The mining sector led decliners, collectively closing 1.03 per cent lower after copper prices dropped overnight when industrial output in top metals consumer China fell to a 17-year low.
BHP was down 1.83 per cent, Fortescue Metals down 1.22 per cent and Rio Tinto down 0.13 per cent.
A dip in the gold price overnight left miners of the yellow metal in the dumps, with Newcrest down 1.90 per cent, Northern Star down 3.63 per cent and Evolution Mining down 1.62 per cent.
Elsewhere, the big four banks were mostly down, with only NAB edging up 0.56 per cent.
ANZ was down 1.01 per cent, Commonwealth Bank down 0.85 per cent and Westpac down 0.45 per cent.
Industrial stocks were the biggest gainers, up a collective 0.74 per cent. Earthmoving equipment rental company Emeco Holdings was the biggest gainer on the ASX, up 6.4 per cent to $2.16, a two-week high.
Retail Food Group was down 13.51 per cent at a fresh all-time low of 16 cents after a parliamentary inquiry on Thursday recommended it be investigated by a trio of regulators.
Chinese-focused retailer AuMake was up five per cent after it announced it had added four new stores in Australia and New Zealand.
Santos was up one per cent, Woodside Petroleum up 0.86 per cent and Beach Energy up 0.48 per cent after Brent crude hit a four-month peak of $US68.14 a barrel.
Mr Lucas said it was interesting the oil producers hadn’t seen a bigger bump, and it indicated the markets had already priced in higher crude prices.
He also noted that bond yields have been falling even as the ASX200 has been rising, indicating people are buying bonds.
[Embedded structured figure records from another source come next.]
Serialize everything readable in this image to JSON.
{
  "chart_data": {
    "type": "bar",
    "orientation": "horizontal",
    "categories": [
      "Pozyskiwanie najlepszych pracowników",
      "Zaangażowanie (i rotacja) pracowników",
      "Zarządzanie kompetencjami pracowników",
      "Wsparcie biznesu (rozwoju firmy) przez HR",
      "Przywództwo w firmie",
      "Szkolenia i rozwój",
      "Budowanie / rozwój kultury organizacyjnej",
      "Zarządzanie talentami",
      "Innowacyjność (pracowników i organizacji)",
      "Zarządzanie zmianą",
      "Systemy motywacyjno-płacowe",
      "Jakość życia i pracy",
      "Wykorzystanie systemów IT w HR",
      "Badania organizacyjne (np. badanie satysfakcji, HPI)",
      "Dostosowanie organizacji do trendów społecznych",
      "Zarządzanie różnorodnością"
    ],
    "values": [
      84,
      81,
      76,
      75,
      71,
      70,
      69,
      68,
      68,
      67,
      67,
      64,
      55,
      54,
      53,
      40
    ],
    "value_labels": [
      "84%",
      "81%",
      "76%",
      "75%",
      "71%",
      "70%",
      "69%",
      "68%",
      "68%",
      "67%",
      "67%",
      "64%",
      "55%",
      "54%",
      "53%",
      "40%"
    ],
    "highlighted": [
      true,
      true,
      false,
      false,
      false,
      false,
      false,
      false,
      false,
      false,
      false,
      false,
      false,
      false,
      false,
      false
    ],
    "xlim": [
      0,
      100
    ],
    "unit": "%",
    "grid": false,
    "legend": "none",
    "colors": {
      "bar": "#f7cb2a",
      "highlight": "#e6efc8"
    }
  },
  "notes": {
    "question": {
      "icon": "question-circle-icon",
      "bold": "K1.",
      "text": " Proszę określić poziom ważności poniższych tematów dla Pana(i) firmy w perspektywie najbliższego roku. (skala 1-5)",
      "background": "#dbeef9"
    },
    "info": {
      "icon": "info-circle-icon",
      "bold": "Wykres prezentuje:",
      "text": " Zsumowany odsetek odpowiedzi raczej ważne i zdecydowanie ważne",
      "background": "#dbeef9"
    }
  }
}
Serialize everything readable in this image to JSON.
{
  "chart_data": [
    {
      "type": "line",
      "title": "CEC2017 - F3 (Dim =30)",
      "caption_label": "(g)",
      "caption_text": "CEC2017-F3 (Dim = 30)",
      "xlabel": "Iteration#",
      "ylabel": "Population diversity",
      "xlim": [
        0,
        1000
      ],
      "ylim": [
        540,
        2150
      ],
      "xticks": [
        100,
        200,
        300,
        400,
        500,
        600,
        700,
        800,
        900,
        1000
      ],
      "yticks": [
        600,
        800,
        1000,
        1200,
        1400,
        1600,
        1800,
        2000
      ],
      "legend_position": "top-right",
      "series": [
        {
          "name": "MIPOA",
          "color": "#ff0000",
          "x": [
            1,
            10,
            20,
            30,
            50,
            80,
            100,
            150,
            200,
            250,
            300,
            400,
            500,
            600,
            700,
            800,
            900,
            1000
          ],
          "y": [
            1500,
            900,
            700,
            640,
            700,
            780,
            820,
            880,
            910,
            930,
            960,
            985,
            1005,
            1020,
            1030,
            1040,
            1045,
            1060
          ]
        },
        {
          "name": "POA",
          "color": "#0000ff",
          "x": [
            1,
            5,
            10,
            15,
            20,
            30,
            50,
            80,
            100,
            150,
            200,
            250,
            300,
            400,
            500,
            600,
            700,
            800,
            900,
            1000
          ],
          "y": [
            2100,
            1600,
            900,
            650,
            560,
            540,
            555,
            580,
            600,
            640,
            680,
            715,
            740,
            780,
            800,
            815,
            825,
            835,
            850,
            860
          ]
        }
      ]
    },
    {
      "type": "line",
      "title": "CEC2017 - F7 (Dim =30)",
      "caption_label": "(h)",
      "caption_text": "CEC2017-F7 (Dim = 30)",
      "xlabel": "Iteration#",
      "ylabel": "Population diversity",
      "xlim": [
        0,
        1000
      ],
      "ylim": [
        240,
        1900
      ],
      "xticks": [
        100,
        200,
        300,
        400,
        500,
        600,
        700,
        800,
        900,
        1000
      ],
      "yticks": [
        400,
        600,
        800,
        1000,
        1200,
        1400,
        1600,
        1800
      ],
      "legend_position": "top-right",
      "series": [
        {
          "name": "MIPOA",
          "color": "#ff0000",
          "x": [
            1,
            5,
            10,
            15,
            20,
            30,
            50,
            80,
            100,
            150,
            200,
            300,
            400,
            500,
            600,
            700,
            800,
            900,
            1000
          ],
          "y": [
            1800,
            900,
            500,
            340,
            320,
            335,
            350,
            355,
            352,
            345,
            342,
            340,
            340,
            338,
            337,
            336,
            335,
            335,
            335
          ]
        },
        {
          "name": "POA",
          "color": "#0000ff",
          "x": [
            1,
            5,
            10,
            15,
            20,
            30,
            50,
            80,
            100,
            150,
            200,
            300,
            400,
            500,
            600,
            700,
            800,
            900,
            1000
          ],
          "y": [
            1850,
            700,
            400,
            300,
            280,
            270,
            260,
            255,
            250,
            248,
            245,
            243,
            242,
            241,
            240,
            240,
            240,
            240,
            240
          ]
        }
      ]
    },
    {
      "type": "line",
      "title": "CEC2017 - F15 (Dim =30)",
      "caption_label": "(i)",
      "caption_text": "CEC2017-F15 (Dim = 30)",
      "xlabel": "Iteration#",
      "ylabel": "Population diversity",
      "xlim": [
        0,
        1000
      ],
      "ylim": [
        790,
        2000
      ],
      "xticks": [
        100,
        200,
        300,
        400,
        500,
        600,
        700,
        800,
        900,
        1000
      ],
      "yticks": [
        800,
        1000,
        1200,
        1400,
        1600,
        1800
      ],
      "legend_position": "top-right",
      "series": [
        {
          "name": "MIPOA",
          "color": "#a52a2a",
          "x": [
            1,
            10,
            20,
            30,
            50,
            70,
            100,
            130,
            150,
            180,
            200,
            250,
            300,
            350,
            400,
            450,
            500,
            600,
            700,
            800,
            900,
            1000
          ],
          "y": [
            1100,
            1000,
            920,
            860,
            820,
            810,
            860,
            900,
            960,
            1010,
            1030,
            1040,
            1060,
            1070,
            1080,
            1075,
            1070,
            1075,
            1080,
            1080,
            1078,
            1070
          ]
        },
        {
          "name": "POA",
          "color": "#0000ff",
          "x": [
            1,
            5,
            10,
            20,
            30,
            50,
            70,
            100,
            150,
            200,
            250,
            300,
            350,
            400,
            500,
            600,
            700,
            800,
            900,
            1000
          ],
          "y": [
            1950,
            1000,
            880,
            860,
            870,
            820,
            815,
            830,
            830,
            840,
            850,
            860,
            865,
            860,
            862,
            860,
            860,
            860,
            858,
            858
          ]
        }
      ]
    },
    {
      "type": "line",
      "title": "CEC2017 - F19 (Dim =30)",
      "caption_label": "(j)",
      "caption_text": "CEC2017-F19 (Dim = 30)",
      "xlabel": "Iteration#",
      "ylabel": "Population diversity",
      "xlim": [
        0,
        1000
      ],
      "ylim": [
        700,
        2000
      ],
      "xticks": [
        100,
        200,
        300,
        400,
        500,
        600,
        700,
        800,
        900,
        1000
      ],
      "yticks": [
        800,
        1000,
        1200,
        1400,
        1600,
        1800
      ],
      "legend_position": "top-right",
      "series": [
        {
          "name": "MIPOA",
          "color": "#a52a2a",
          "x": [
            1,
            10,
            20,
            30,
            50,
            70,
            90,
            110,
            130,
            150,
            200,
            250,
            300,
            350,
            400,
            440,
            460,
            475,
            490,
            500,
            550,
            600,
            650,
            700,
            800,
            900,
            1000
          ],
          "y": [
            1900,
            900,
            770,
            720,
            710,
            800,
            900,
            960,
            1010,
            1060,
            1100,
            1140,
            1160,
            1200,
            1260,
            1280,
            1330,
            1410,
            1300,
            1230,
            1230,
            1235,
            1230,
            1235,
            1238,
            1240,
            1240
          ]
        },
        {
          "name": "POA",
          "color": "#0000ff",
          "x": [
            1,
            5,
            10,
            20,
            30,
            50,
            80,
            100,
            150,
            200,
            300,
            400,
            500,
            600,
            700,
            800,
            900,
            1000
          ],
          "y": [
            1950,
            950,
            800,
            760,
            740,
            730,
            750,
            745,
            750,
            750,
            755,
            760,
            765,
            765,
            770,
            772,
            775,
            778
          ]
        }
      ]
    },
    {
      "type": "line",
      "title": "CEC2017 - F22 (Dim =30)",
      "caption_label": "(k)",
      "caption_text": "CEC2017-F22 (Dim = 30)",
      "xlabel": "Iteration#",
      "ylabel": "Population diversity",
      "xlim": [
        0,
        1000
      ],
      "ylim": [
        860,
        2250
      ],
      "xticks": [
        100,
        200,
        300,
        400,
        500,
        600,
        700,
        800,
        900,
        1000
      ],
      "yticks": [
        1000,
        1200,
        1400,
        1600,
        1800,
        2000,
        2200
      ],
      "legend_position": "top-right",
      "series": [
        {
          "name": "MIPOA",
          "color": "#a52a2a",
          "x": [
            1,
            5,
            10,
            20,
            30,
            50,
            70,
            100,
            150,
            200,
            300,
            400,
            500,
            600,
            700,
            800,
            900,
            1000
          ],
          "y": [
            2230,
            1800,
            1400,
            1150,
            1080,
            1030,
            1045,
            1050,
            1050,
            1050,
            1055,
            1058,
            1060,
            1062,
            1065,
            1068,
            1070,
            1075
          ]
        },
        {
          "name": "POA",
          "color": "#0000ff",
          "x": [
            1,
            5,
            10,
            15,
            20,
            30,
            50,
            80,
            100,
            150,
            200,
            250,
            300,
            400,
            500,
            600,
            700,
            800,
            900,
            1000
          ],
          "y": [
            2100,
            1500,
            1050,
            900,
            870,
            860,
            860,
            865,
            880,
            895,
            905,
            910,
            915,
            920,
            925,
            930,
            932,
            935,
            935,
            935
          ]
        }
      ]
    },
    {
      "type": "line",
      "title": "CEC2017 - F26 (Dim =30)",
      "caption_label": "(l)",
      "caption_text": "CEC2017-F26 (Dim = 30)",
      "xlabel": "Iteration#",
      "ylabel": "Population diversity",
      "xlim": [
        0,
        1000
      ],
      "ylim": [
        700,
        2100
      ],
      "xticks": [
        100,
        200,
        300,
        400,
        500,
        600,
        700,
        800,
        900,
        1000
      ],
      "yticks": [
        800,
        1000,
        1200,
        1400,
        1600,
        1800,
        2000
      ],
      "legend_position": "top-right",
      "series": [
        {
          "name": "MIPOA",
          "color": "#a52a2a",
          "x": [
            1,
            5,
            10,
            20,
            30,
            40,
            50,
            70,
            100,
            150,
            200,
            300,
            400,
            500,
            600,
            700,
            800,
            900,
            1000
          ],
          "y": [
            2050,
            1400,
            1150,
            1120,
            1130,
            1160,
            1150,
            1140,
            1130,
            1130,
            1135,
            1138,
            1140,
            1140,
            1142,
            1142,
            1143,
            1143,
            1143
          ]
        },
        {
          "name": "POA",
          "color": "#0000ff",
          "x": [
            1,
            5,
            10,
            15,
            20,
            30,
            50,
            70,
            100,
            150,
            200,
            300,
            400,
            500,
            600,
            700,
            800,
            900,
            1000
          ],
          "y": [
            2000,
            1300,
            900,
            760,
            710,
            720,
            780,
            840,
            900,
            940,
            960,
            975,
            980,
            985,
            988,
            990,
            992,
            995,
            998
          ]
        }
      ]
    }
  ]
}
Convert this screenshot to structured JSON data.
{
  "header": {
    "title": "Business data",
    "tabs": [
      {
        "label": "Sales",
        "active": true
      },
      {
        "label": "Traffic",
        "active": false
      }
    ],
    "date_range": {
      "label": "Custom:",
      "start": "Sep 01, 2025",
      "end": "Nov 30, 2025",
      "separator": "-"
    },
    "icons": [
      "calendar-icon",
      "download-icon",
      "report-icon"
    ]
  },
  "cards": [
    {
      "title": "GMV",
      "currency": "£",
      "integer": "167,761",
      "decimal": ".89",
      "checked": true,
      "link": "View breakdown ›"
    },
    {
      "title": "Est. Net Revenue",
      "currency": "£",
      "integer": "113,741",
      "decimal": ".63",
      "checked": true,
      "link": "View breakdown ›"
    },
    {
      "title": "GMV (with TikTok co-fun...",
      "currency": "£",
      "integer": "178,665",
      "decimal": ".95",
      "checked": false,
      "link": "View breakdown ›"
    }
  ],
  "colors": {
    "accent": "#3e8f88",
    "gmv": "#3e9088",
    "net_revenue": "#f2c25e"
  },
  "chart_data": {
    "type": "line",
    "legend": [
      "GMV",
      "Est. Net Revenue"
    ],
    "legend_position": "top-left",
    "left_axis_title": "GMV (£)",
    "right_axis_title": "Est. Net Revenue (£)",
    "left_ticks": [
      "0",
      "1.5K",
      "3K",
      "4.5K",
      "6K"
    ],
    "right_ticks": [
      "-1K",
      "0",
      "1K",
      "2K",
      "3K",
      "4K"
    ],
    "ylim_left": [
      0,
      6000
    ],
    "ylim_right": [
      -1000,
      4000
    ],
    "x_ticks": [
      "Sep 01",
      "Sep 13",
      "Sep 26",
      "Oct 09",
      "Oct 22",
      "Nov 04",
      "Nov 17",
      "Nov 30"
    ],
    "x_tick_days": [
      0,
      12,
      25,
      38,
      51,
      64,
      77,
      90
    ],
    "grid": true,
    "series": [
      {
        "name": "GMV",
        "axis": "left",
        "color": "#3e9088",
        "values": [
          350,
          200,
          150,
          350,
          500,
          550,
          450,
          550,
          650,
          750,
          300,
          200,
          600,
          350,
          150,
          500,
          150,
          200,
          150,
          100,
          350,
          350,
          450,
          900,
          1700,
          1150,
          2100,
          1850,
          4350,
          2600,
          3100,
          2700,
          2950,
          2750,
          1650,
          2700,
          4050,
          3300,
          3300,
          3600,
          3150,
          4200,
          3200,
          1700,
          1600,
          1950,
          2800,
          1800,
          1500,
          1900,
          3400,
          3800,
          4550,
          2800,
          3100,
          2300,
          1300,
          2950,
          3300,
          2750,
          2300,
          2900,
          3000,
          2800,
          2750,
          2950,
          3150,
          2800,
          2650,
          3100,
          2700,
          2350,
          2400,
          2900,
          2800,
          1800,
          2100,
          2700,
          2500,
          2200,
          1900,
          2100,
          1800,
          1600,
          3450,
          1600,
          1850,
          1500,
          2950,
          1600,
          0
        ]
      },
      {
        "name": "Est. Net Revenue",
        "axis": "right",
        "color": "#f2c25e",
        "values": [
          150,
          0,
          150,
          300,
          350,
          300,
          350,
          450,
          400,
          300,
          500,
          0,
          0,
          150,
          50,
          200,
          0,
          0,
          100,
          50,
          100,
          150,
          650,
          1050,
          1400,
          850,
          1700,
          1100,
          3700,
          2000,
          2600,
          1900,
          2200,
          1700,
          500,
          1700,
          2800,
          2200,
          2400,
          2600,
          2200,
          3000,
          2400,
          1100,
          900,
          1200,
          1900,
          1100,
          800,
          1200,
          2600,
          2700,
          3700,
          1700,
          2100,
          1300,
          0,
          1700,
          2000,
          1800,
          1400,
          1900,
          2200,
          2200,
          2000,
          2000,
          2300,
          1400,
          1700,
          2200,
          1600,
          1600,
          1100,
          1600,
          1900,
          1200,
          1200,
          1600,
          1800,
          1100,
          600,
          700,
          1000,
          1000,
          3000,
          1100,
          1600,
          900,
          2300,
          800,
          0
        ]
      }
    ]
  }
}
On Friday Australian 10-year bond bond rates rose 0.25 per cent, while five-year rose 0.71 per cent
“The bond market is suggesting risk on the horizon,” Mr Lucas said, yet equities are still rising. “Who’s right?”
The Aussie dollar is buying 70.84 US cents, from 70.62 US cents on Thursday.
ON THE ASX:
* The benchmark S&P/ASX200 index was down 4.4 points, or 0.07 per cent, to 6,175.2 points at 1630 AEDT on Thursday.
* The All Ordinaries was up 1.7 points, or 0.03 per cent, to 6,265.1.
* At 1630 AEDT, the SPI200 futures index was up 25 points, or 0.41 per cent, at 6187.
CURRENCY SNAPSHOT AT 1630 AEDT:
One Australian dollar buys:
* 70.84 US cents, from 70.62 US on Thursday
* 79.12 Japanese yen, from 78.79
* 62.60 euro cents, from 62.39
* 53.50 British pence, from 53.31
* 103.44 NZ cents, from 103.25
The spot price of gold in Sydney at 1630 AEDT was $US1298.77 per fine ounce, from $US1296.20 on Thursday.